Güven, özgüven, cesaret... Birbirleriyle yakın ilişkileri olan bu kavramlar... Hangisi hangisini tetikliyor? Hangisi bir diğerinden doğuyor? Herhangi biri olmadan ilişkilerimizin, hayatımızın ciddi hasar alacağını öngörsek, hangisi için söylerdik bunu?
Hayatta attığımız her adım, önce buna karar vermekle başlıyor. Sezgisel, refleksif olarak yaptığımız istisnai şeyleri göz ardı ediyorum şimdilik. Bu karar mekanizması çalışınca, bizi o şeyi yapmaya ikna edince, cesareti bulmuş mu oluyoruz? Yoksa cesaret, bizi iyi sonuçlar geleceğine ikna eden o düşünceden sonraki adım mı? Olumsuz ihtimallerin düşünceleri bir anda toplanıyor ya insanın içinde bazen, korkuya kapılıp, endişelenip atmıyoruz o adımı kimi zaman. Bana göre cesaret, tam bu anda, endişelenmemize rağmen o aksiyonu alma adımında çıkıyor ortaya. Olumsuz sonucun karşısında geri durmayarak, onu göze alarak olumlu sonuç için atmak o adımı... İşte "cesaret" diye nitelenebilecek şey bu kanımca.
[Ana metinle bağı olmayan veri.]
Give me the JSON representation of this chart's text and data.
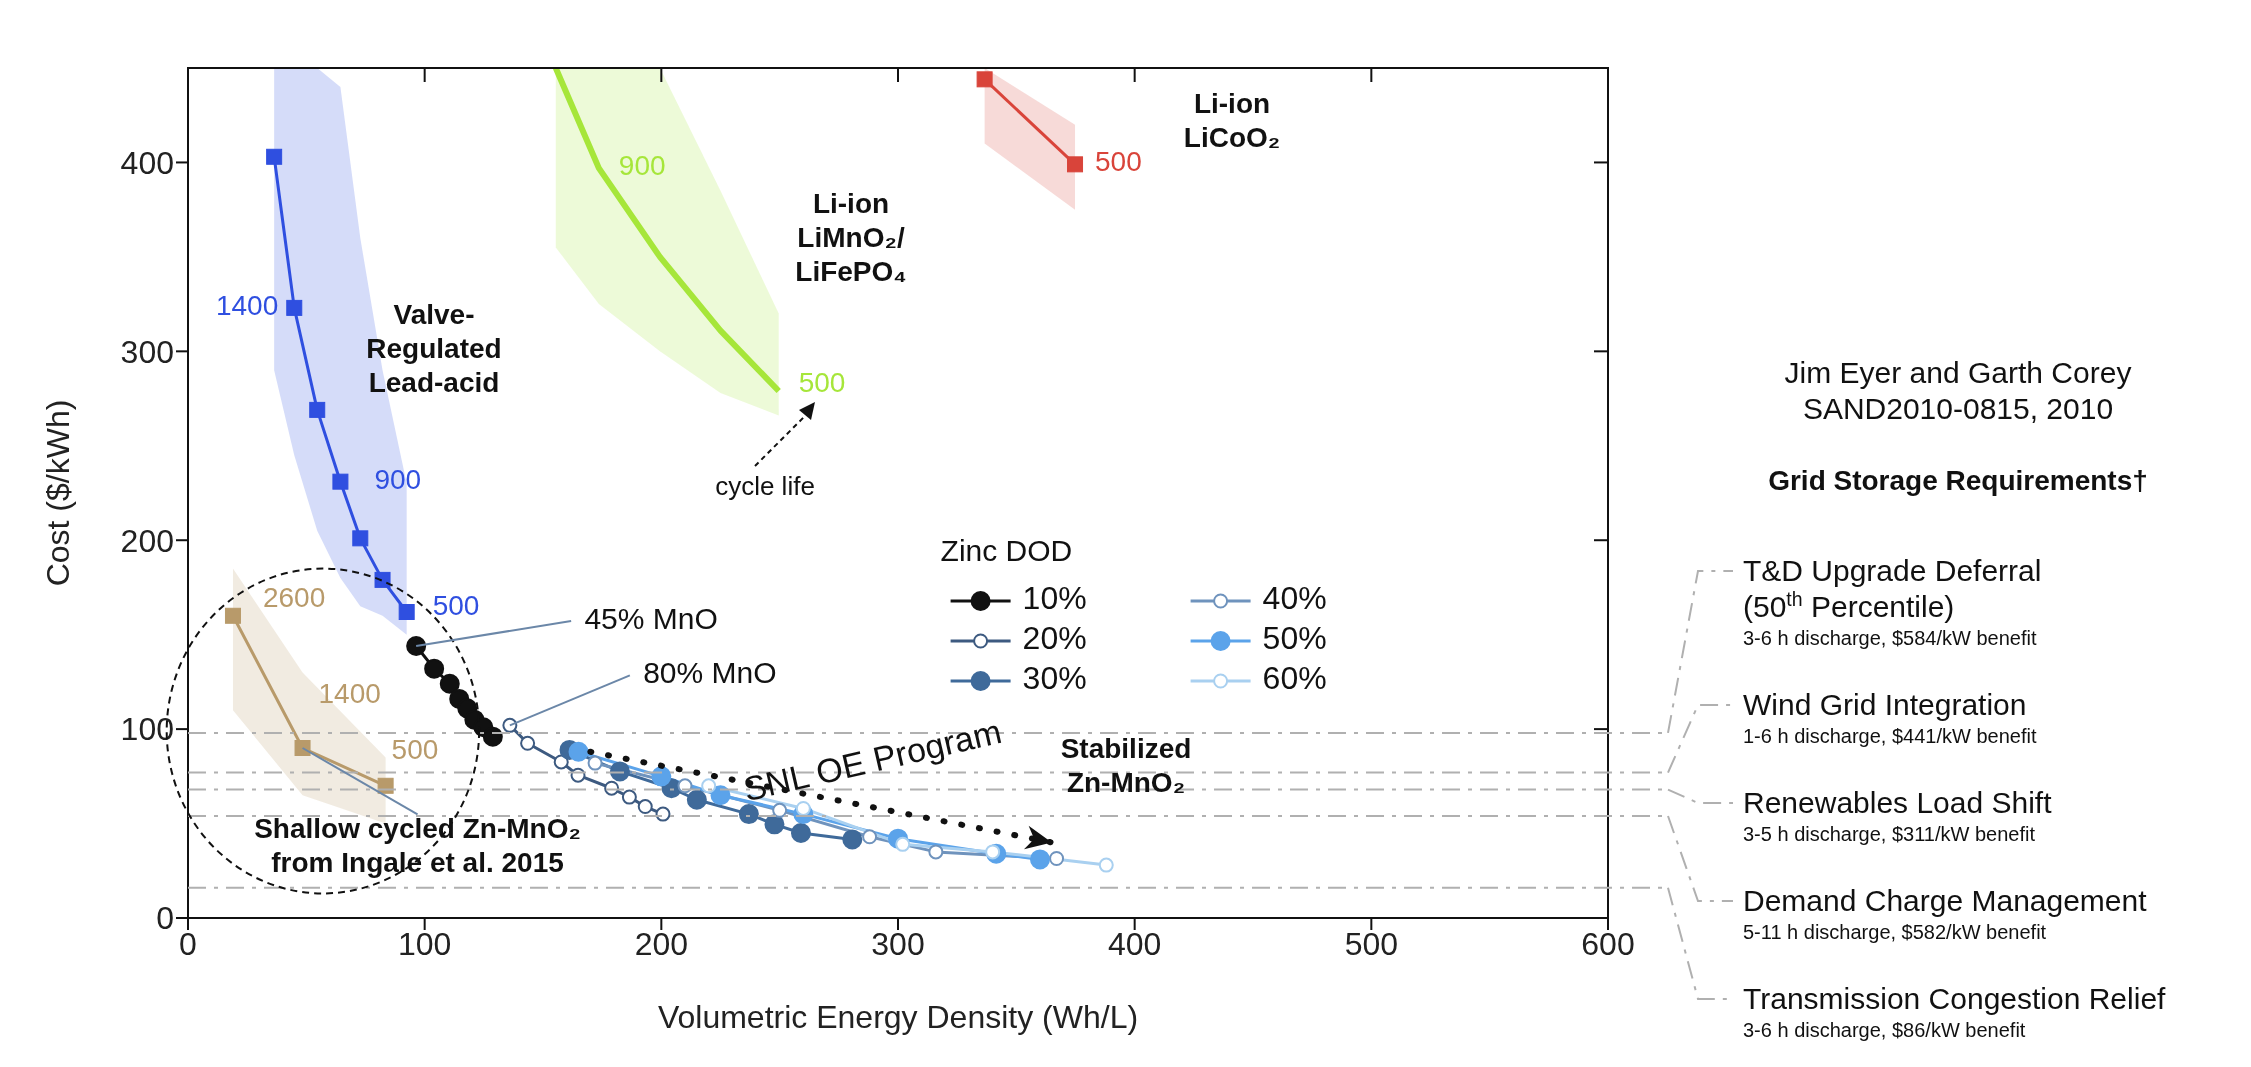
{
  "chart_data": {
    "type": "line",
    "xlabel": "Volumetric Energy Density (Wh/L)",
    "ylabel": "Cost ($/kWh)",
    "xlim": [
      0,
      600
    ],
    "ylim": [
      0,
      450
    ],
    "xticks": [
      0,
      100,
      200,
      300,
      400,
      500,
      600
    ],
    "yticks": [
      0,
      100,
      200,
      300,
      400
    ],
    "legend": "center",
    "legend_title": "Zinc DOD",
    "series": [
      {
        "color": "#2f4fe0",
        "marker": "square",
        "x": [
          36.4,
          44.9,
          54.6,
          64.4,
          72.8,
          82.2,
          92.4
        ],
        "values": [
          403,
          323,
          269,
          231,
          201,
          179,
          162
        ],
        "lower": [
          290,
          245,
          205,
          180,
          165,
          160,
          150
        ],
        "upper": [
          450,
          450,
          450,
          440,
          360,
          290,
          230
        ]
      },
      {
        "color": "#a6e63a",
        "marker": "none",
        "x": [
          155.4,
          173.6,
          199.4,
          225,
          249.6
        ],
        "values": [
          450,
          397,
          350,
          311,
          279
        ],
        "lower": [
          355,
          325,
          300,
          278,
          266
        ],
        "upper": [
          450,
          450,
          450,
          385,
          320
        ]
      },
      {
        "color": "#d9443a",
        "marker": "square",
        "x": [
          336.6,
          374.8
        ],
        "values": [
          444,
          399
        ],
        "lower": [
          410,
          375
        ],
        "upper": [
          450,
          420
        ]
      },
      {
        "color": "#b89a6a",
        "marker": "square",
        "x": [
          19,
          48.4,
          83.5
        ],
        "values": [
          160,
          90,
          70
        ],
        "lower": [
          110,
          65,
          50
        ],
        "upper": [
          185,
          130,
          85
        ]
      },
      {
        "name": "10%",
        "color": "#111111",
        "marker": "circle",
        "x": [
          96.4,
          104,
          110.6,
          114.6,
          118,
          121,
          124.8,
          128.8
        ],
        "values": [
          144,
          132,
          124,
          116,
          111,
          105,
          101,
          96
        ]
      },
      {
        "name": "20%",
        "color": "#3d5a80",
        "marker": "circle_open",
        "x": [
          136,
          143.5,
          157.7,
          164.8,
          179,
          186.5,
          193.2,
          200.7
        ],
        "values": [
          102,
          92.5,
          82.6,
          75.6,
          68.7,
          64,
          59,
          55
        ]
      },
      {
        "name": "30%",
        "color": "#3f6a9a",
        "marker": "circle",
        "x": [
          161.2,
          182.5,
          204.3,
          215,
          237,
          247.8,
          259,
          280.7
        ],
        "values": [
          89,
          77.6,
          68.7,
          62.6,
          55,
          49.6,
          45,
          41.6
        ]
      },
      {
        "name": "40%",
        "color": "#6f93bd",
        "marker": "circle_open",
        "x": [
          172,
          210,
          250,
          288,
          316,
          367
        ],
        "values": [
          82,
          70,
          57,
          43,
          35,
          31.5
        ]
      },
      {
        "name": "50%",
        "color": "#5ba3ea",
        "marker": "circle",
        "x": [
          165,
          200,
          225,
          260,
          300,
          341.5,
          360
        ],
        "values": [
          88,
          75,
          65,
          55,
          42,
          34,
          31
        ]
      },
      {
        "name": "60%",
        "color": "#a9d0f0",
        "marker": "circle_open",
        "x": [
          220,
          260,
          302,
          340,
          388
        ],
        "values": [
          70,
          58,
          39,
          35,
          28
        ]
      }
    ],
    "ref_lines": [
      {
        "axis": "y",
        "value": 98,
        "label": "T&D Upgrade Deferral\n(50$^{th}$ Percentile)\n3-6 h discharge, $584/kW benefit",
        "color": "#b0b0b0",
        "line_style": "dashed"
      },
      {
        "axis": "y",
        "value": 77,
        "label": "Wind Grid Integration\n1-6 h discharge, $441/kW benefit",
        "color": "#b0b0b0",
        "line_style": "dashed"
      },
      {
        "axis": "y",
        "value": 68,
        "label": "Renewables Load Shift\n3-5 h discharge, $311/kW benefit",
        "color": "#b0b0b0",
        "line_style": "dashed"
      },
      {
        "axis": "y",
        "value": 54,
        "label": "Demand Charge Management\n5-11 h discharge, $582/kW benefit",
        "color": "#b0b0b0",
        "line_style": "dashed"
      },
      {
        "axis": "y",
        "value": 16,
        "label": "Transmission Congestion Relief\n3-6 h discharge, $86/kW benefit",
        "color": "#b0b0b0",
        "line_style": "dashed"
      }
    ],
    "annotations": [
      "Valve-\nRegulated\nLead-acid",
      "Li-ion\nLiMnO₂/\nLiFePO₄",
      "Li-ion\nLiCoO₂",
      {
        "text": "Shallow cycled Zn-MnO₂\nfrom Ingale et al. 2015",
        "x": 48.4,
        "y": 90
      },
      "cycle life",
      {
        "text": "45% MnO",
        "x": 96.4,
        "y": 144
      },
      {
        "text": "80% MnO",
        "x": 136,
        "y": 102
      },
      "SNL OE Program",
      "Stabilized\nZn-MnO₂",
      "Jim Eyer and Garth Corey\nSAND2010-0815, 2010",
      "Grid Storage Requirements†",
      {
        "text": "1400",
        "x": 44.9,
        "y": 323
      },
      {
        "text": "900",
        "x": 64.4,
        "y": 231
      },
      {
        "text": "500",
        "x": 92.4,
        "y": 162
      },
      {
        "text": "900",
        "x": 173.6,
        "y": 397
      },
      {
        "text": "500",
        "x": 249.6,
        "y": 279
      },
      {
        "text": "500",
        "x": 374.8,
        "y": 399
      },
      {
        "text": "2600",
        "x": 19,
        "y": 160
      },
      {
        "text": "1400",
        "x": 48.4,
        "y": 90
      },
      {
        "text": "500",
        "x": 83.5,
        "y": 70
      }
    ]
  }
}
İnsanlık tarihinde cesarete gereğinden fazla bir değer atfettiğimizi düşünüyorum. Yiğitlik, kahramanlık masalları olması gerektiğinden fazla tuttu, fazla etkiledi sanırım bizi. Ben, Aristotelesçi bir anlayışla, burada da ölçülü durmak gerektiği kanaatindeyim. O alacağımız aksiyonun olumsuz sonucunu öngöremez ya da görmemize rağmen bile bile olumsuzluğa gidersek, değerlendirme yetisini kaybetmiş kişilerle eş kılıyor zaten toplum bizi: "Deli cesareti". Cesur davranmakla ilgili söylenmiş en önemli söz ise, başka bir kavrama yönelik bir ifadede bulmuş kendini bence: "Aklını kullanmaya cüret et." diyen Kant'ta... Buradan, cesaret vasıtasıyla hayatın acıları ve gerçekleriyle yüzleşmeyi salık veren Nietzsche'ye ve yine aynı araçla hayatın paradokslarını, çelişkilerini kabullenmeyi tavsiye eden Camus'ya selam gönderebiliriz. İnsan ayırt etmeksizin, istisna haller dışında hayatımızda gösterebileceğimiz en büyük cesaretlerden biri, aklımızı kullanarak yaşadığımız hayatı sorgulamak, kavramak, ona göre devam etmektir.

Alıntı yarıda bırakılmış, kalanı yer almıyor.